Manuel Torrilhon

Regularization of Grad’s 13 moment equations: Derivation and linear analysis

A new closure for Grad’s 13 moment equations is presented that adds terms of Super-Burnett order to the balances of pressure deviator and heat flux vector. The additional terms are derived from equations for higher moments by means of the distribution function for 13 moments. The resulting system of equations contains the Burnett and Super-Burnett equations when expanded in a series in the Knudsen number. However, other than the Burnett and Super-Burnett equations, the new set of equations is linearly stable for all wavelengths and frequencies. Dispersion relation and damping for the new equations agree better with experimental data than those for the Navier–Stokes–Fourier equations, or the original 13 moments system. The new equations also allow the description of Knudsen boundary layers.

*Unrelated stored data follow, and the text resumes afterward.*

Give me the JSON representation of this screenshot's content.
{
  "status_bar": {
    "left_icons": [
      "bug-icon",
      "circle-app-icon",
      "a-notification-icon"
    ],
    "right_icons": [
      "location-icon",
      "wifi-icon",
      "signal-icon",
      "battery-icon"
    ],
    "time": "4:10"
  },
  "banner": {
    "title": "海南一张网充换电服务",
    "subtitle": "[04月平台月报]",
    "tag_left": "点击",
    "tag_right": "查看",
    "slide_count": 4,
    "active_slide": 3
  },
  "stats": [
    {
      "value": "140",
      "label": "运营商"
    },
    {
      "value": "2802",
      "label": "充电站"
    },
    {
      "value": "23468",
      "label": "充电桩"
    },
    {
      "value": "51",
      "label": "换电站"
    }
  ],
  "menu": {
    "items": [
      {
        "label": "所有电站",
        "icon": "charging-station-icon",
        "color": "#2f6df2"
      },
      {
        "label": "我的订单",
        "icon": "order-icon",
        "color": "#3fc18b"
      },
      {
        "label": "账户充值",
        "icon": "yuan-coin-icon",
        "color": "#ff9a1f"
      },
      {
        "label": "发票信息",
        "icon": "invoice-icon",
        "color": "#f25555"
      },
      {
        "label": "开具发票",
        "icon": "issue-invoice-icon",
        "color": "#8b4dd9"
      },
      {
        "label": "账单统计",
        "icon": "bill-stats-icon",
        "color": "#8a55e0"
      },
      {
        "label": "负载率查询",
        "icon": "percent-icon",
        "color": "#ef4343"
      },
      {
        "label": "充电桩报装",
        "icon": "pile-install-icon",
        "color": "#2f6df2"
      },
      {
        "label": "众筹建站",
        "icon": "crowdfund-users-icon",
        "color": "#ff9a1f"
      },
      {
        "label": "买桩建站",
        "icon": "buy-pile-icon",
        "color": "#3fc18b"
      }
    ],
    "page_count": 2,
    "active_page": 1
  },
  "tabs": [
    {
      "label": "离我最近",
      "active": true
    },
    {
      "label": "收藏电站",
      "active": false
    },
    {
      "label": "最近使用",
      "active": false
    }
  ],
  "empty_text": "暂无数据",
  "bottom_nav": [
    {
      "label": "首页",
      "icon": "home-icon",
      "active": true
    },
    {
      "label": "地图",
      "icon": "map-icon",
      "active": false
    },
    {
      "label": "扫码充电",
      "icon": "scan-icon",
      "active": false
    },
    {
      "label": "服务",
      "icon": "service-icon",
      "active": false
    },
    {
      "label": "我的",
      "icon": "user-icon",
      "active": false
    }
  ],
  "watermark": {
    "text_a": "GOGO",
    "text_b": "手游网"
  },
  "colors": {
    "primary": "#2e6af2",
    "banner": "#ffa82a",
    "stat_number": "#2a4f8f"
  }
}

Regularized 13-moment equations: shock structure calculations and comparison to Burnett models

Recently a new system of field equations for the accurate description of flows in rarefied gases, called regularized 13-moment equations, was obtained by means of a hybrid gas kinetic approach. The first part of this paper discusses the relationship of the new system to classical high-order theories like the Burnett and super-Burnett equations as well as to modified models like the augmented and regularized Burnett equations. In the second part, shock structure calculations with the new theory are presented and compared to direct-simulation Monte Carlo (DSMC) solutions and to solutions of the Burnett models. Owing to additional higher-order dissipation in the system, the profiles are smooth for any Mach number, in contrast to the results of Grad’s 13-moment case. The results show reliable quantitative agreement with DSMC simulations for Mach numbers up to M0 ≈ 3.0. The agreement is better for Maxwell molecules than for hard spheres. The results of the augmented Burnett equations are comparable, but these equations are shown to be spatially unstable. Additionally, a validiation procedure for the new equations is presented by investigating the positivity of Grad’s distribution function.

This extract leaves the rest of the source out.